Cet accord qui était à durée déterminée, bien qu'ayant expiré depuis 2021, a continué à produire ses effets sous la forme d'un accord à durée indéterminée. "Le mois de mars dernier, notre direction nous a conviés pour nous faire part d'une crise économique, et cela n'existe pas parce qu'il y a une forte augmentation de la production de la mine ici, à Sabodala. Et nous avons conclu un accord pour une durée déterminée de cinq ans renouvelable par écrit qui a permis d'instaurer un cadre adapté à l'activité de l'entreprise", a fait savoir Abdou Khadre Ba, membre du collège des délégués du personnel de Endeavour Mining de Sabodala.

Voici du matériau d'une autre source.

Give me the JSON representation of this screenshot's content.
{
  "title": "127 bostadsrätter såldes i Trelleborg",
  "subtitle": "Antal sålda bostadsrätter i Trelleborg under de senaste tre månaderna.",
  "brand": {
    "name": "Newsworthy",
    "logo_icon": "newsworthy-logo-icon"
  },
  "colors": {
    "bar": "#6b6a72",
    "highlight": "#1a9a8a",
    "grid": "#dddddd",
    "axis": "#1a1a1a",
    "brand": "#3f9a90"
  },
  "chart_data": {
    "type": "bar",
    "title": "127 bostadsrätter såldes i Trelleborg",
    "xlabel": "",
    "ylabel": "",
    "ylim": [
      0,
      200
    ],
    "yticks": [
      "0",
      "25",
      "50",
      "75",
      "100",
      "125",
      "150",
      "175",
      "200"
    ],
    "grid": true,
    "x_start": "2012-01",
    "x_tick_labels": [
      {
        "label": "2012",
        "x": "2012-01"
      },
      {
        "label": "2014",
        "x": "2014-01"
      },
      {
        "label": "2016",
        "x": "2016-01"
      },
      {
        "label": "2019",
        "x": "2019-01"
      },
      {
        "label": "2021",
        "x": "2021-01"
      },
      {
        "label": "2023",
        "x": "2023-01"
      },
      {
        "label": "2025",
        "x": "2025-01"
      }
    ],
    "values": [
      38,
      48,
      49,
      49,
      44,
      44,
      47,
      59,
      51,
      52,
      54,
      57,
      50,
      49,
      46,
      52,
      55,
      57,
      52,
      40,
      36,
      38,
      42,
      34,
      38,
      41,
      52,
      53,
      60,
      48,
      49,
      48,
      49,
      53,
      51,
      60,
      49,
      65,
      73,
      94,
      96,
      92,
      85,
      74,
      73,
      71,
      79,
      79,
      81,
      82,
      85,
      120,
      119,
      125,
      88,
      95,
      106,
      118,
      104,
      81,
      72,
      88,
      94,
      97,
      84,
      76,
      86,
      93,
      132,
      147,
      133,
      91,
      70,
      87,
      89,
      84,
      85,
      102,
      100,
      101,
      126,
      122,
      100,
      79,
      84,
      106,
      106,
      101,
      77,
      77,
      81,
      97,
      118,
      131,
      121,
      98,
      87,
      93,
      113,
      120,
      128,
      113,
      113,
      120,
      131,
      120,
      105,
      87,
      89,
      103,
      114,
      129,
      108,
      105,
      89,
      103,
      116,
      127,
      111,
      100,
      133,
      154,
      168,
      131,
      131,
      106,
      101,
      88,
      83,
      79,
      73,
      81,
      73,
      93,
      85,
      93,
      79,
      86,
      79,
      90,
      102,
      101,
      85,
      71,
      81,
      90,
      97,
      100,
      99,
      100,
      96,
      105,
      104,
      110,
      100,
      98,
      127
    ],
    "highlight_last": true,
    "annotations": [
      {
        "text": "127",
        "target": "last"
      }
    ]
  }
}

Toutefois, certaines dispositions, relatives notamment à la rémunération des heures supplémentaires, se sont avérées contraire à la législation en vigueur.
Pour y remédier, les parties prenantes ont conclu des protocoles correctifs entre 2022 et 2024 avec l'implication du ministère du Travail, a affirmé Abdou Khadre Ba au cours d'un point de presse à la direction régionale de Endeavour Mining, dans la ville de Kédougou, en présence de tous les membres du collège des délégués de la société minière de droit canadien.
Le collège du personnel, par la voix de Abdou Khadre Ba, a dénoncé ces accords que Sabodala Gold Opérations leur a notifiés le 17 avril 2025 et qui interviennent plus d'un an après que les représentants du personnel ont eux-mêmes notifié leur volonté de renégociation par courrier du 13 février 2024. M. Ba a souligné, cependant, que "la direction générale de Endeavour Mining a estimé qu'à défaut d'un nouvel accord à compter du 16 mai 2025, l'accord de 2016 n'ayant plus d'effet, elle procédera dès le 1er juin à la mise en place d'une nouvelle organisation du temps de travail sans l'accord des travailleurs". Selon lui, le collègue du personnel conteste la "rupture brutale" et "juridiquement mal fondée" du dialogue par la direction de Endeavour Mining.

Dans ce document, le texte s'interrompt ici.